Can a Large Language Model Replace Humans at Rating Lexical Semantic Relations Strength?
Keywords:
Semantic Measures, Semantic Similarity, Semantic Relatedness, Large Language Models (LLMs) , Semantic Relations DatasetsAbstract
This paper investigates the ability of large language models (LLMs) to evaluate semantic relations between word pairs by examining their alignment with human-generated semantic ratings. Semantic relations represent the degree of connection (e.g., relatedness or similarity) between linguistic elements and are traditionally validated against human-annotated datasets. Due to the challenges of building such datasets and recent progress in LLMs' capacity to model human-like understanding, we explore whether LLMs can serve as reliable substitutes for traditional human ratings.

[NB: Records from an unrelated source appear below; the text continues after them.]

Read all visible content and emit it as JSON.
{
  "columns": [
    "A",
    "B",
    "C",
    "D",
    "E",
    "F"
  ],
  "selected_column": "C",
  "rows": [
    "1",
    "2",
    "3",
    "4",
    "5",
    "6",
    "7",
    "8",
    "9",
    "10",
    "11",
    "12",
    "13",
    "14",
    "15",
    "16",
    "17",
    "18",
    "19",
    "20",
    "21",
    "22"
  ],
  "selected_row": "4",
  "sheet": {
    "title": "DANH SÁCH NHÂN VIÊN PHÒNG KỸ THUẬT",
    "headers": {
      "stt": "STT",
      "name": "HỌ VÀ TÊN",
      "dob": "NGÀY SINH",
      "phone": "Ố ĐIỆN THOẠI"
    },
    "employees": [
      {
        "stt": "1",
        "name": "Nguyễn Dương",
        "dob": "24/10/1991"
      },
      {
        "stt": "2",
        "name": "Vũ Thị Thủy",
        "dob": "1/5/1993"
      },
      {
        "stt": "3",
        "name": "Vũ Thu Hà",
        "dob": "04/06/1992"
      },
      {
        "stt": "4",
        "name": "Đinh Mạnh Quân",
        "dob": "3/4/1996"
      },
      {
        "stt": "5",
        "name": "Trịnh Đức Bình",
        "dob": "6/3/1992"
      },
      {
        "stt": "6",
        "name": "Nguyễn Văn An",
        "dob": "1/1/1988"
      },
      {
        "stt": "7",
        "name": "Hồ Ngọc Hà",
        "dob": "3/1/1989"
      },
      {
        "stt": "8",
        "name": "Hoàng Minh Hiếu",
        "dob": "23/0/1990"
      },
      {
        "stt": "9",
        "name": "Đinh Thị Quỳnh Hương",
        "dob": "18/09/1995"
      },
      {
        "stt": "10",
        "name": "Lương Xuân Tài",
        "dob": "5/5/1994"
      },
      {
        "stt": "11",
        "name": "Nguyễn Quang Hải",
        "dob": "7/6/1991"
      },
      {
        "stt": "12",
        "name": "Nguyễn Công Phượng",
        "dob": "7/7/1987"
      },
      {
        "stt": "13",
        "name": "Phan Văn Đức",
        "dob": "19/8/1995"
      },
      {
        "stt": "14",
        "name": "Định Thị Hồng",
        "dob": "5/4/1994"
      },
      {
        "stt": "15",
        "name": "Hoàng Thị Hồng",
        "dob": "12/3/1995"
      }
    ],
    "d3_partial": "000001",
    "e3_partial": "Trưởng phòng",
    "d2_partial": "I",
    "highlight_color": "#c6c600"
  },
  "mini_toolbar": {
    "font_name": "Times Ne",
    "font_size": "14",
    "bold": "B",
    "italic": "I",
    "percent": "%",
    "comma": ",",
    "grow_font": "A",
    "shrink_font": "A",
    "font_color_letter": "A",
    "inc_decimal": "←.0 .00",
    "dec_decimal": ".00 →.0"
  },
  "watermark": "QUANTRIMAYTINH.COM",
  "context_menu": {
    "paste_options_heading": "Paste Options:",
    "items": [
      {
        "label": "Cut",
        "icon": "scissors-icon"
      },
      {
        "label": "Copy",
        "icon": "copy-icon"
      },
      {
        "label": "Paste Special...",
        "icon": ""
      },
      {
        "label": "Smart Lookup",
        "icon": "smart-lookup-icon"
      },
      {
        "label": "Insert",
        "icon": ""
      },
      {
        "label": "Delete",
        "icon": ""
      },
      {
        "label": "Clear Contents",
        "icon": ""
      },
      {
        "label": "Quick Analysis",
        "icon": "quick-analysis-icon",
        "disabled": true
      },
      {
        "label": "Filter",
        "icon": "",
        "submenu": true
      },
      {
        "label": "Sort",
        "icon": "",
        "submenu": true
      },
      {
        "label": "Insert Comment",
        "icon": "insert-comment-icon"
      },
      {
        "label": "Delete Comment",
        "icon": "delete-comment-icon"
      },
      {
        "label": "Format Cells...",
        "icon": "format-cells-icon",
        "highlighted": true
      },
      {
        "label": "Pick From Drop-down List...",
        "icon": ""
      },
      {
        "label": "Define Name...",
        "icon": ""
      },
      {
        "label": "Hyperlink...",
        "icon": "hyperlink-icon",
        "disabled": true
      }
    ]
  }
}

We conducted experiments using multiple LLMs from OpenAI, Google, Mistral, and Anthropic, evaluating their performance across diverse English and Portuguese semantic relations datasets. We included in the analysis PAP900, a recently published dataset of semantic relations in Portuguese, to examine the influence of prior exposure to the dataset on LLM training.
The results show that the LLM predictions correlate strongly with human ratings. The findings reveal the potential of LLMs to supplement or replace traditional semantic measure algorithms and crowd-sourced human annotations in semantic tasks.